Deng’s true colours were revealed, as he ditched his protégé Zhao Ziyang along with the economic reforms, in order to make peace with the state planners to ensure the regime’s survival.
The People’s Liberation Army was sent in to crush the unarmed democracy activists on June 3/4, killing thousands in and around Tiananmen Square. There can be no doubt that Deng, as the regime’s supreme decision maker, gave the orders to shoot.
Aware of the rebellious mood in Beijing against those directly involved in the massacre decision, Deng brought in Jiang Zemin, party boss in Shanghai, to fill the party leadership void.
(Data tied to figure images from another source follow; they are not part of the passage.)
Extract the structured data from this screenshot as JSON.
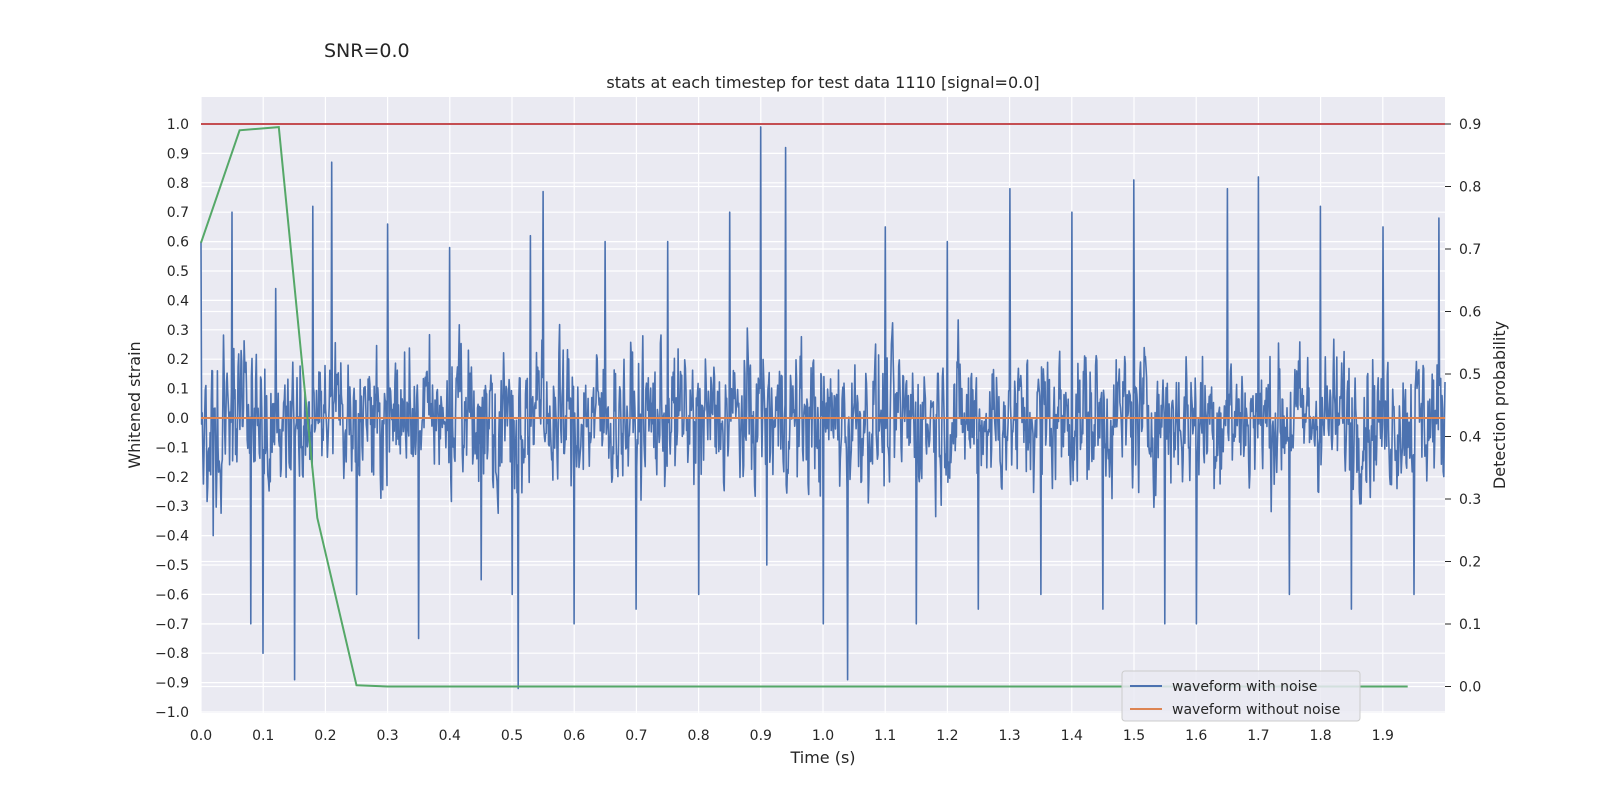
{
  "suptitle": "SNR=0.0",
  "chart_data": {
    "type": "line",
    "title": "stats at each timestep for test data 1110 [signal=0.0]",
    "xlabel": "Time (s)",
    "ylabel": "Whitened strain",
    "y2label": "Detection probability",
    "xlim": [
      0.0,
      2.0
    ],
    "ylim": [
      -1.0,
      1.0
    ],
    "y2lim": [
      -0.04,
      0.9
    ],
    "x_ticks": [
      "0.0",
      "0.1",
      "0.2",
      "0.3",
      "0.4",
      "0.5",
      "0.6",
      "0.7",
      "0.8",
      "0.9",
      "1.0",
      "1.1",
      "1.2",
      "1.3",
      "1.4",
      "1.5",
      "1.6",
      "1.7",
      "1.8",
      "1.9"
    ],
    "y_ticks": [
      "1.0",
      "0.9",
      "0.8",
      "0.7",
      "0.6",
      "0.5",
      "0.4",
      "0.3",
      "0.2",
      "0.1",
      "0.0",
      "−0.1",
      "−0.2",
      "−0.3",
      "−0.4",
      "−0.5",
      "−0.6",
      "−0.7",
      "−0.8",
      "−0.9",
      "−1.0"
    ],
    "y2_ticks": [
      "0.9",
      "0.8",
      "0.7",
      "0.6",
      "0.5",
      "0.4",
      "0.3",
      "0.2",
      "0.1",
      "0.0"
    ],
    "grid": true,
    "legend_position": "bottom-right",
    "series": [
      {
        "name": "waveform with noise",
        "color": "#4c72b0",
        "axis": "left",
        "style": "dense noisy trace",
        "x": [
          0.0,
          0.02,
          0.05,
          0.08,
          0.1,
          0.12,
          0.15,
          0.18,
          0.21,
          0.25,
          0.3,
          0.35,
          0.4,
          0.45,
          0.5,
          0.51,
          0.53,
          0.55,
          0.6,
          0.65,
          0.7,
          0.75,
          0.8,
          0.85,
          0.9,
          0.91,
          0.94,
          1.0,
          1.04,
          1.1,
          1.15,
          1.2,
          1.25,
          1.3,
          1.35,
          1.4,
          1.45,
          1.5,
          1.55,
          1.6,
          1.65,
          1.7,
          1.75,
          1.8,
          1.85,
          1.9,
          1.95,
          1.99
        ],
        "values": [
          0.6,
          -0.4,
          0.7,
          -0.7,
          -0.8,
          0.44,
          -0.89,
          0.72,
          0.87,
          -0.6,
          0.66,
          -0.75,
          0.58,
          -0.55,
          -0.6,
          -0.92,
          0.62,
          0.77,
          -0.7,
          0.6,
          -0.65,
          0.6,
          -0.6,
          0.7,
          0.99,
          -0.5,
          0.92,
          -0.7,
          -0.89,
          0.65,
          -0.7,
          0.6,
          -0.65,
          0.78,
          -0.6,
          0.7,
          -0.65,
          0.81,
          -0.7,
          -0.7,
          0.78,
          0.82,
          -0.6,
          0.72,
          -0.65,
          0.65,
          -0.6,
          0.68
        ]
      },
      {
        "name": "waveform without noise",
        "color": "#dd8452",
        "axis": "left",
        "x": [
          0.0,
          2.0
        ],
        "values": [
          0.0,
          0.0
        ]
      },
      {
        "name": "",
        "color": "#55a868",
        "axis": "right",
        "x": [
          0.0,
          0.062,
          0.125,
          0.187,
          0.25,
          0.3,
          1.94
        ],
        "values": [
          0.71,
          0.89,
          0.895,
          0.27,
          0.002,
          0.0,
          0.0
        ]
      },
      {
        "name": "",
        "color": "#c44e52",
        "axis": "right",
        "x": [
          0.0,
          2.0
        ],
        "values": [
          0.9,
          0.9
        ]
      }
    ]
  }
}
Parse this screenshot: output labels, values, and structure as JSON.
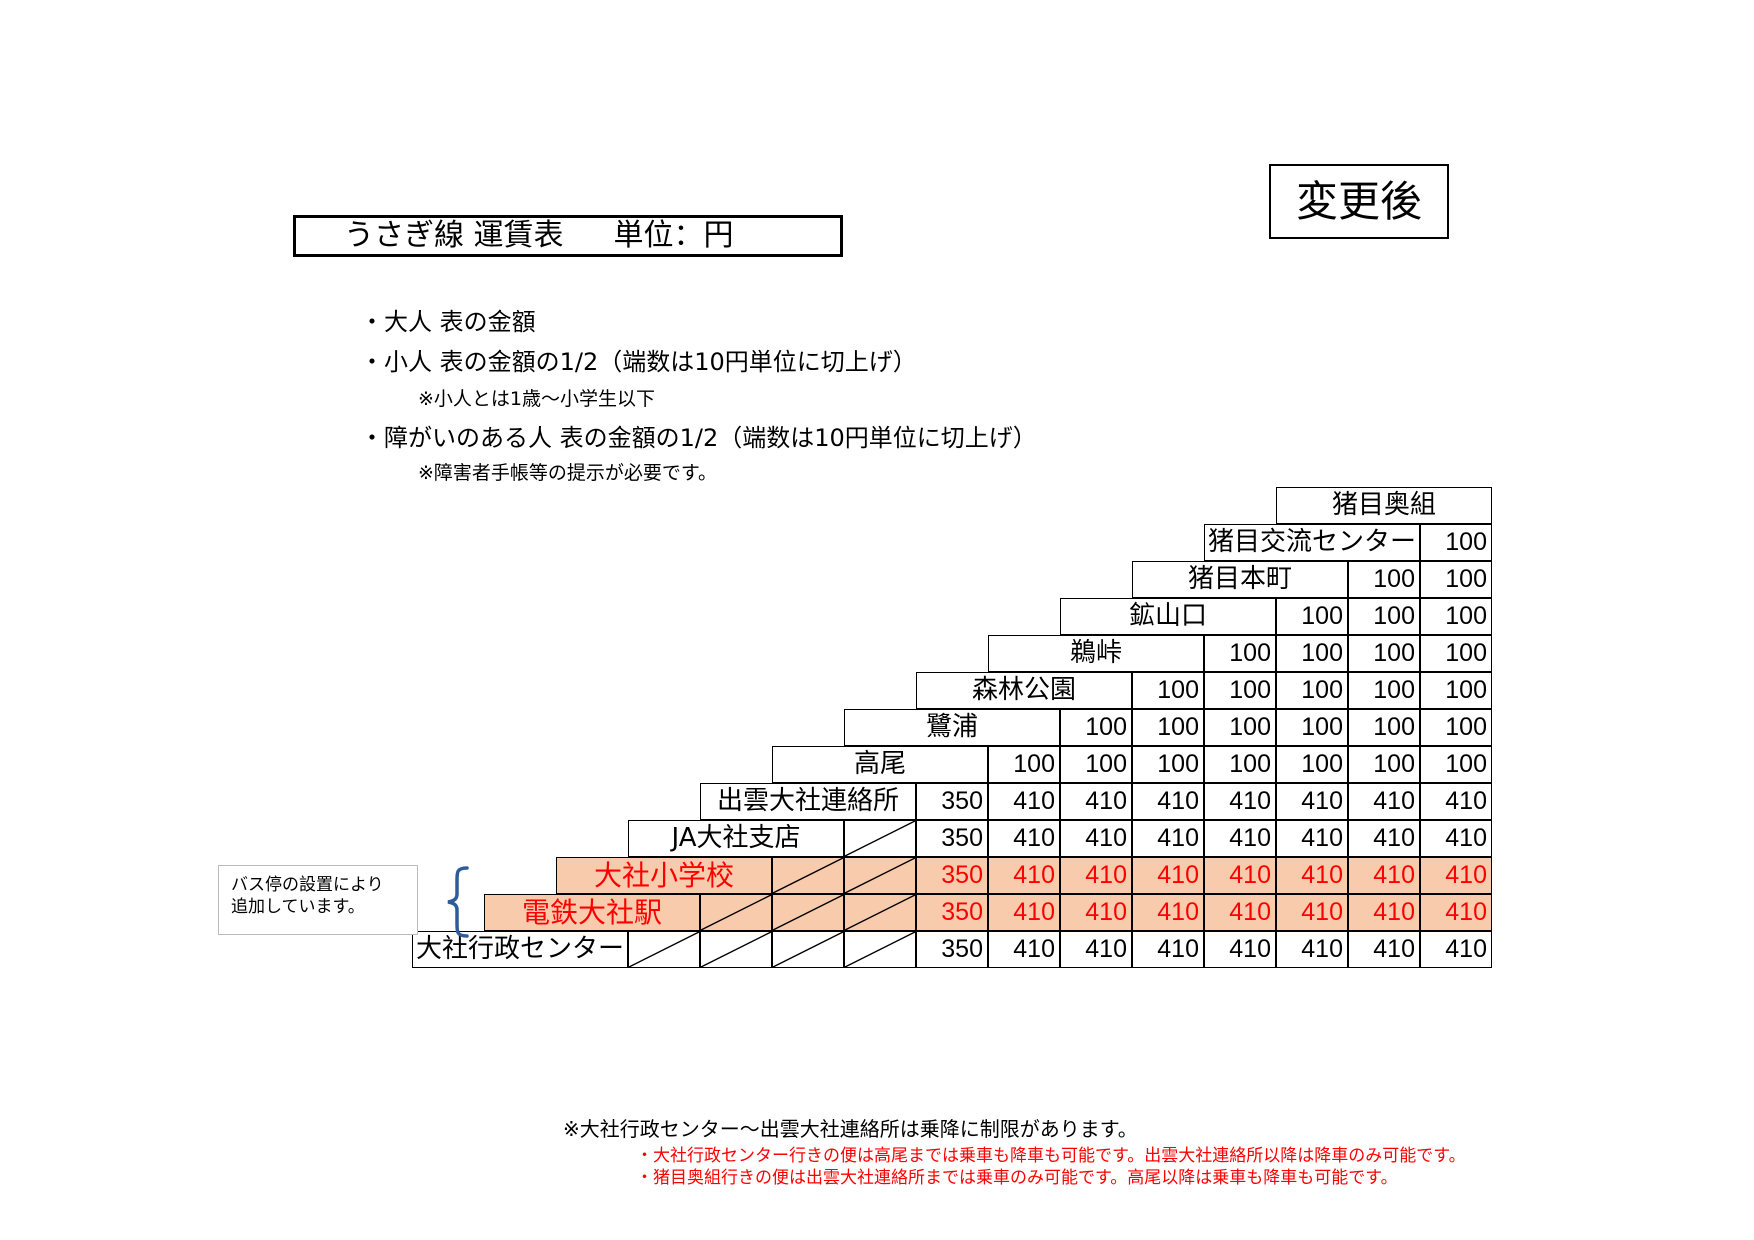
{
  "header": {
    "title": "うさぎ線 運賃表",
    "unit": "単位：円",
    "after_label": "変更後"
  },
  "notes": {
    "adult": "・大人 表の金額",
    "child": "・小人 表の金額の1/2（端数は10円単位に切上げ）",
    "child_note": "※小人とは1歳～小学生以下",
    "disabled": "・障がいのある人 表の金額の1/2（端数は10円単位に切上げ）",
    "disabled_note": "※障害者手帳等の提示が必要です。"
  },
  "fare_table": {
    "stops": [
      {
        "name": "猪目奥組",
        "fares": []
      },
      {
        "name": "猪目交流センター",
        "fares": [
          "100"
        ]
      },
      {
        "name": "猪目本町",
        "fares": [
          "100",
          "100"
        ]
      },
      {
        "name": "鉱山口",
        "fares": [
          "100",
          "100",
          "100"
        ]
      },
      {
        "name": "鵜峠",
        "fares": [
          "100",
          "100",
          "100",
          "100"
        ]
      },
      {
        "name": "森林公園",
        "fares": [
          "100",
          "100",
          "100",
          "100",
          "100"
        ]
      },
      {
        "name": "鷺浦",
        "fares": [
          "100",
          "100",
          "100",
          "100",
          "100",
          "100"
        ]
      },
      {
        "name": "高尾",
        "fares": [
          "100",
          "100",
          "100",
          "100",
          "100",
          "100",
          "100"
        ]
      },
      {
        "name": "出雲大社連絡所",
        "fares": [
          "350",
          "410",
          "410",
          "410",
          "410",
          "410",
          "410",
          "410"
        ]
      },
      {
        "name": "JA大社支店",
        "fares": [
          "350",
          "410",
          "410",
          "410",
          "410",
          "410",
          "410",
          "410"
        ]
      },
      {
        "name": "大社小学校",
        "fares": [
          "350",
          "410",
          "410",
          "410",
          "410",
          "410",
          "410",
          "410"
        ],
        "highlight": true
      },
      {
        "name": "電鉄大社駅",
        "fares": [
          "350",
          "410",
          "410",
          "410",
          "410",
          "410",
          "410",
          "410"
        ],
        "highlight": true
      },
      {
        "name": "大社行政センター",
        "fares": [
          "350",
          "410",
          "410",
          "410",
          "410",
          "410",
          "410",
          "410"
        ]
      }
    ],
    "highlight_bg": "#f8cbad",
    "highlight_text": "#ff0000"
  },
  "callout": {
    "line1": "バス停の設置により",
    "line2": "追加しています。"
  },
  "footnotes": {
    "main": "※大社行政センター～出雲大社連絡所は乗降に制限があります。",
    "red1": "・大社行政センター行きの便は高尾までは乗車も降車も可能です。出雲大社連絡所以降は降車のみ可能です。",
    "red2": "・猪目奥組行きの便は出雲大社連絡所までは乗車のみ可能です。高尾以降は乗車も降車も可能です。"
  }
}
Those in favour of central planning, like Li Peng, were authorised to rein in the runaway economy to kill off inflation. A nationwide campaign netted hundreds of political dissidents, while hundreds more fled overseas, mainly via Hong Kong.
After a couple of years Deng began to become impatient for rapid economic changes once more. He launched his last campaign for reforms in his tour of the southern coastal provinces in 1992. This had put his nominated successor Jiang onto the defensive. However, old age and disease finally caught up, and Deng passed away without fulfilling his last publicly stated ambition, to visit Hong Kong after July 1st 1997. Only a handful who have lived through these same decades of turbulent Chinese revolution are alive today, and two of them are veterans of Chinese Trotskyism.
Deng leaves the regime with essentially the same problem it has had for decades — how to achieve industrial strength and keep itself in power without the support of the masses. Mao’s voluntarist brainwashing experiment had failed, and so has orthodox Stalinist central planning. Deng’s project of economic reforms has bought more time for a dying monster of a system dedicated to enslaving its citizens in the mother of all labour camps. However, this wonder drug leaves his successors with the problem of how to survive without killing off the unproductive state-owned enterprises, through which the Party exercises its political control of workers, and without allowing a new exploiting class to grow to the point of challenging the Party’s monopoly on power. Also, their problem is how to make use of the technology and investment of the multinational companies without letting these wolves right through the front door.
One thing is sure. Any remaining will to survive as a political system is being sapped by the corruption which is eating its way like a cancer through the body of party cadres, accelerated by each phase of economic opening which presents ever increasing opportunities for cadres to enrich themselves.
The various factions — economic reformers, Maoists, Stalinist state planners — coexist in the aftermath of Deng’s death for the sake of the regime’s immediate survival, but for how long?